By Mark Lum, independent telecoms consultant
Day 3 brings the end of WDM and a time for delegates to ask each other "What did I learn?", "What was new in 2009?", "What's the big trend?", "Who's up?", and "Who's down?". Some questions can easily be answered by reading newspaper headlines — whilst others are more complex, or working on difficult-to-discern evolutionary timescales. Friends, colleagues and other delegates I've spoken to have a positive view on the conference, in these difficult economic times.
We have all enjoyed hearing the latest 100G developments from many vendors, but your watchful diarist must also report that the operators speaking here at WDM seem to be on different agendas. Deutsche Telekom alone — with some of the highest density routes in Europe — held the 100G banner with a detailed set of requirements and implementation scenarios
National operators such as KPN, Swisscom and Telekom Austria (and also DT) presented their challenges, thoughts and strategies for re-architecting their infrastructure and deploying new OTN WDM elements; handling "legacy" SDH-based services remains a long-term need.
Bharti Airtel, from further afield, reminded us that things are not always as smooth: dust, heat, humidity and an unreliable electric supply provide a much higher stress level for networks. If you're experiencing a high rate of fibre cuts, squeezing all your traffic onto multi-lambda 100G links may not be the wisest strategy! A mesh-based, multi-path protection scheme using lower capacity channels would probably provide a more robust network.
Office consolidation is moving up the agenda, as national operators here express intentions or plans to close local exchange facilities and make use of WDM backhaul — perhaps even WDM-PON — to concentrate active electronics at fewer network locations. Lower opex, improved reliability, reduced power, smaller real-estate: the strategic benefits of such an upheaval can be easily identified, with a serious amount of cost-saving in prospect.
Direct optical routing (IP bypass or router bypass, if you like) has been simmering on the industry agenda for a few years. To a vendor, "IP-Optical integration" means a converged packet optical network element, or DWDM interfaces on routers. However, to operators such as Orange and Telefonica, it means an optimised network architecture based on traffic flows. With operators worried about costs, this issue has now come to the boil: we'll see much more of this.
Alas, there was far more at WDM than I can comfortably even mention. In the FibreSystems Europe Future of Photonic Networks seminar, a focus on power consumption rubbed shoulders with developments in photonic integrated circuits and 100G components.
Today also brought the OIF's global interoperability demonstration to Europe. Linking seven nodes from China Telecom, Deutsche Telekom, KDDI, NTT, Orange Labs, Telecom Italia and Verizon, the OIF showed that Ethernet VPL services can be provisioned, on-demand, across global networks, and supported with end-end service restoration using E-NNI.

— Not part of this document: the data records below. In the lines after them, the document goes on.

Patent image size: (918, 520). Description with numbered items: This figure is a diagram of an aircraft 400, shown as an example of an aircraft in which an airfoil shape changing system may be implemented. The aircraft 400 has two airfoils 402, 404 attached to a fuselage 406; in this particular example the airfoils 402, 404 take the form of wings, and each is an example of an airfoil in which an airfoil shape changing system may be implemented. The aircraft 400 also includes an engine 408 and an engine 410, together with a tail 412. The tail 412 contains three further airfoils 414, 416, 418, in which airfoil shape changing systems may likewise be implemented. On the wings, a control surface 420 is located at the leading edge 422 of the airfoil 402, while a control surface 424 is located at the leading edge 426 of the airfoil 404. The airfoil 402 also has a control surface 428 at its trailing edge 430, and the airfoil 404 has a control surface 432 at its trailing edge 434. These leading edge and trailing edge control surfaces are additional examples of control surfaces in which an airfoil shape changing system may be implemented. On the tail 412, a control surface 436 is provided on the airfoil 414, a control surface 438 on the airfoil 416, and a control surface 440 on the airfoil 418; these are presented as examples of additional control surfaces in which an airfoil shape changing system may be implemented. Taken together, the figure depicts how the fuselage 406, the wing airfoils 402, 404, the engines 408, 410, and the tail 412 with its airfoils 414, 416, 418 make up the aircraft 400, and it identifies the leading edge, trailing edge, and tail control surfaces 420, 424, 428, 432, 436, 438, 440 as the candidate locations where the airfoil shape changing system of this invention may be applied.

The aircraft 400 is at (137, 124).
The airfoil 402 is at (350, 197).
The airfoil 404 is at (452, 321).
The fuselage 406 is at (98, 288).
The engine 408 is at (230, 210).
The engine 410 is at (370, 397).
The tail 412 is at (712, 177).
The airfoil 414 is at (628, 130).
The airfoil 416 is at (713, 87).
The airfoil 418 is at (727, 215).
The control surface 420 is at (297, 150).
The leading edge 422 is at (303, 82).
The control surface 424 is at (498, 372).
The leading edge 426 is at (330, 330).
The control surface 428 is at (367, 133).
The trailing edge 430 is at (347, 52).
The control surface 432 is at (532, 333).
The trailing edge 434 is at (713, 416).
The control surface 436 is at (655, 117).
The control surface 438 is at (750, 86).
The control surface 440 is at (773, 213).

Many questions remain as the delegates head homewards, perhaps the most common one: "Will WDM be held in Nice again next year, or return to Cannes?" I tend myself towards Cannes, but like many, have also found Nice to be a refreshing change. Regardless of location, the speakers and contributors at all levels have ensured a remarkable content quality and session engagement: sometimes until 18:30 in the evening. Hope to see you at WDM 2010!